At the same time, while you need to hit your deadlines, you also need to be creative: anyone can tell the difference between what I’ve written when I’m really engaged and passionate, and what I write when I’m turning out Product. People don’t tell their friends that they have to read this Product; Terry Gross doesn’t interviews to writers about Product. They want strong, passionate writing, and creating it is… a challenge.


stimulant, distraction, caffeine, via flickr

Paradoxically, I think setting a 1,000 word/day pace for myself turns out to be a good way to bring on that more creative state, that feeling of being entangled with the work. The more you’re able to write to a schedule, the more likely you are to hit those great moments when you feel like you’re transcribing ideas that come from somewhere other than your own mind. It can take at least a day to get to that mental state where the ideas really flow well; inspiration doesn’t come in a flash, but after a long run-up. Put another way, those states can, to some degree, be induced: you can start wordsmithing and end up doing something really creative. This helps explain Frans Johannsen’s observation (in The Medici Effect) that creative people do some of their best, most memorable work when they’re doing a LOT of work. We assume that masterpieces are the result of long solitary focus on a single problem, but they’re more usually part of a bigger enterprise.

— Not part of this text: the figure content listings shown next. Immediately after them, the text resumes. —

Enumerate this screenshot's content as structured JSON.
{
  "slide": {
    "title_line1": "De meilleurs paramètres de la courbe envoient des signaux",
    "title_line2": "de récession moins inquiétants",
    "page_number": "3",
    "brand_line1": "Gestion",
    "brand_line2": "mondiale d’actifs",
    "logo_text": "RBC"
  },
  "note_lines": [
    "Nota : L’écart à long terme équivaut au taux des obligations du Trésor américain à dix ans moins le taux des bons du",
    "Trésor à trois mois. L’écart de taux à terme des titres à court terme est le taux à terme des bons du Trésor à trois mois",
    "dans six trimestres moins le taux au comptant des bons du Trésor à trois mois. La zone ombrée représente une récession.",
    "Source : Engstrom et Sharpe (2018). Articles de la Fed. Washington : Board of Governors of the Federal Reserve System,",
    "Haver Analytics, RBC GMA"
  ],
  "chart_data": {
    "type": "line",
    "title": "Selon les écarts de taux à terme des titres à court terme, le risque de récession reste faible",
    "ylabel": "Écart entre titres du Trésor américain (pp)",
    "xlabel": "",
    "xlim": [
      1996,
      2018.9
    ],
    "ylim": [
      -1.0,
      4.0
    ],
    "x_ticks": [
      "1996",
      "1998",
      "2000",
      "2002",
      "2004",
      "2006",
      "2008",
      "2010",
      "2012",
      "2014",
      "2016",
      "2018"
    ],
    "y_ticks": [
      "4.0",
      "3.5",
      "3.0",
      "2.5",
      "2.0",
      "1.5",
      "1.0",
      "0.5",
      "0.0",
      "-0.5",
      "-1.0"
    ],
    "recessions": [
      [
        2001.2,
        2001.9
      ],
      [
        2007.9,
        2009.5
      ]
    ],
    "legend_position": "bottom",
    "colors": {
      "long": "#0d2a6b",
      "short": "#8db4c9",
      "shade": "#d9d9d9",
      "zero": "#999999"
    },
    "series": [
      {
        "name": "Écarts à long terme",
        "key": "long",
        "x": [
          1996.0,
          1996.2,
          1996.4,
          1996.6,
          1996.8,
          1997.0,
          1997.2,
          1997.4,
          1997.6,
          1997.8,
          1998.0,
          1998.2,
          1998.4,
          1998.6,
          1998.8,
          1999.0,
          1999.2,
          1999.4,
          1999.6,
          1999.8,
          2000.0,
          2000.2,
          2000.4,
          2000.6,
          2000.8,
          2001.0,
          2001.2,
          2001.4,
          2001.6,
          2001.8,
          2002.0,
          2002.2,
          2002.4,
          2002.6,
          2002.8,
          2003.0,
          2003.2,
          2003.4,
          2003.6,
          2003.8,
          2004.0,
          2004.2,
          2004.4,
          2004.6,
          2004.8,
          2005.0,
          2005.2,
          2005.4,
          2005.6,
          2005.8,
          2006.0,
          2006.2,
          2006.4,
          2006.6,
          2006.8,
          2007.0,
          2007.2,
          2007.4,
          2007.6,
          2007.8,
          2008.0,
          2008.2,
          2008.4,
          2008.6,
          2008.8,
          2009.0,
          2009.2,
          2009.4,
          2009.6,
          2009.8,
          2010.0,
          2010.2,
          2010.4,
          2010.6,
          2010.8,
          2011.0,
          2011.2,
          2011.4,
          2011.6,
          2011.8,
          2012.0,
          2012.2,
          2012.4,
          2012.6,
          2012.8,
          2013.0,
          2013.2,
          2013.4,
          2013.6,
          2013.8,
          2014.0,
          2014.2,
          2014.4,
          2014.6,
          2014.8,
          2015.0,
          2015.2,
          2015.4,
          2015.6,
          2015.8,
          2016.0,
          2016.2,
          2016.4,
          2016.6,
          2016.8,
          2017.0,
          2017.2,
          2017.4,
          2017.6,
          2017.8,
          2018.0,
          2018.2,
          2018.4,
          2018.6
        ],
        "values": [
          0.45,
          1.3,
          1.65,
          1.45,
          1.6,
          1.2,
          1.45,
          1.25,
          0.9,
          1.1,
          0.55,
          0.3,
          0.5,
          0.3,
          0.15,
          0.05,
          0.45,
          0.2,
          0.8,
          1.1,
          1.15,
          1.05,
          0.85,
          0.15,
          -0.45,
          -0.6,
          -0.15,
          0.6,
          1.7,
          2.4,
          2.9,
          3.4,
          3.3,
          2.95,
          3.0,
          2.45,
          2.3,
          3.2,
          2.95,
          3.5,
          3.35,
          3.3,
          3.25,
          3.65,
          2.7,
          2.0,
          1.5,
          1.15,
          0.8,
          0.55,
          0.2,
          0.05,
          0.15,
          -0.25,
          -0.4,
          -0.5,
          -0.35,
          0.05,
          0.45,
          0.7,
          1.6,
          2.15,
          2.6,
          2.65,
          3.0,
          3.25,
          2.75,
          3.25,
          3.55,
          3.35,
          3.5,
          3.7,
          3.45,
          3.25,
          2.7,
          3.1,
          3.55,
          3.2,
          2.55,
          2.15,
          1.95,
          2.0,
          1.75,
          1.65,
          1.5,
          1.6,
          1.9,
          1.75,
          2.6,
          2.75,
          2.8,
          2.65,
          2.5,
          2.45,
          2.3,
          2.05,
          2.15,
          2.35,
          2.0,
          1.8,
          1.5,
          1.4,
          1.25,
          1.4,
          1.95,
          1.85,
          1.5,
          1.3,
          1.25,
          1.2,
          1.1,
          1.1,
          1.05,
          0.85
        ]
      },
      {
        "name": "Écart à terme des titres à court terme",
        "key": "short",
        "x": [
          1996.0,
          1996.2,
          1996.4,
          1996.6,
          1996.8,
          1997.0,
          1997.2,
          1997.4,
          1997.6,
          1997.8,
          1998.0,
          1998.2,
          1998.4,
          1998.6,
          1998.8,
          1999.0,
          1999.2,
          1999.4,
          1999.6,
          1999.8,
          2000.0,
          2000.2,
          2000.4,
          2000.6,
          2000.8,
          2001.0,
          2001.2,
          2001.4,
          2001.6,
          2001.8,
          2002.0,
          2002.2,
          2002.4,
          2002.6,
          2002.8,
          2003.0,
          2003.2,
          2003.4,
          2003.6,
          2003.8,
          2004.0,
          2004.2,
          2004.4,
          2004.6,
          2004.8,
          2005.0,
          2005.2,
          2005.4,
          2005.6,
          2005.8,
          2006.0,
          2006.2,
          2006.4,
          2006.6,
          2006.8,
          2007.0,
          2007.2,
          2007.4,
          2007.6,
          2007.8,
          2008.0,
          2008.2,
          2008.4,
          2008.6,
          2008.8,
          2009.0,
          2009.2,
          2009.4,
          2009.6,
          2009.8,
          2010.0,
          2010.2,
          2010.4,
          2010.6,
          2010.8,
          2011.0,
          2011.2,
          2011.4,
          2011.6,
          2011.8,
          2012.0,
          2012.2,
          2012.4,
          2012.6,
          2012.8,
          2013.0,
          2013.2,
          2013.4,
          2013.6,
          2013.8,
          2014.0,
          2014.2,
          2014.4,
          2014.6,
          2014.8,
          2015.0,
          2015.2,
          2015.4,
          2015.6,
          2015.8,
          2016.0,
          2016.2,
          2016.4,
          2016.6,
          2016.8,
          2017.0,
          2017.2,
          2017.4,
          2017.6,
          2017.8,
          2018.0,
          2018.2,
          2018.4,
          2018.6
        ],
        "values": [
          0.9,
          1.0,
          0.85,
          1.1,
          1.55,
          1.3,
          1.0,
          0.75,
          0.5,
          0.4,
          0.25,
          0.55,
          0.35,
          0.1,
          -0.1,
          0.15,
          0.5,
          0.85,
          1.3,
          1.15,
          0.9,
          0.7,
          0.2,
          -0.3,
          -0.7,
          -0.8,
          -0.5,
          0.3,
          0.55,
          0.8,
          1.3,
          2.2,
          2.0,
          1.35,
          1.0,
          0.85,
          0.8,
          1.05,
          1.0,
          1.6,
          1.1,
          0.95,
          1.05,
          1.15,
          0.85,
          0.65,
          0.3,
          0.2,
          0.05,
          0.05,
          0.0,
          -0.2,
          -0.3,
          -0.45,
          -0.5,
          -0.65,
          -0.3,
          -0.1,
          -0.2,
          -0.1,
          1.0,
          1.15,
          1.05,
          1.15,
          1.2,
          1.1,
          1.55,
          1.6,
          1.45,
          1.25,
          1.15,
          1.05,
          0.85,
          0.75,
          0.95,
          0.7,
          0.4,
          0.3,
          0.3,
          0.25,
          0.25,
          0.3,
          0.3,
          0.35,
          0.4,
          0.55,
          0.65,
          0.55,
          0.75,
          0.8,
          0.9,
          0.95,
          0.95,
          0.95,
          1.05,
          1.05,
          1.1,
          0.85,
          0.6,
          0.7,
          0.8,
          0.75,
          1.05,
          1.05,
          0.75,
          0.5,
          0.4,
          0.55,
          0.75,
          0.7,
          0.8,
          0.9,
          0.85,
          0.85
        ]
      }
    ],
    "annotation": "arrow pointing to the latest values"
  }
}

my office in microsoft research cambridge, via flickr

Now back to real writing.


working at cafe zoë, via flickr

2 Comments

  1. I really enjoyed your analysis of responsibility and authority and how those change when we can not hide behind lists of citations.

  2. Thanks very much! It's interesting to see how the necessity for footnotes affects the way I write, now that I'm trying to do something that's as rigorous as my scholarly work, but written in a different way.

    And this is not to say that all scholarship is nothing but a set of semiotic and status games. But there is an element of both in my academic writing, and perhaps a shade of it in other scholarship as well.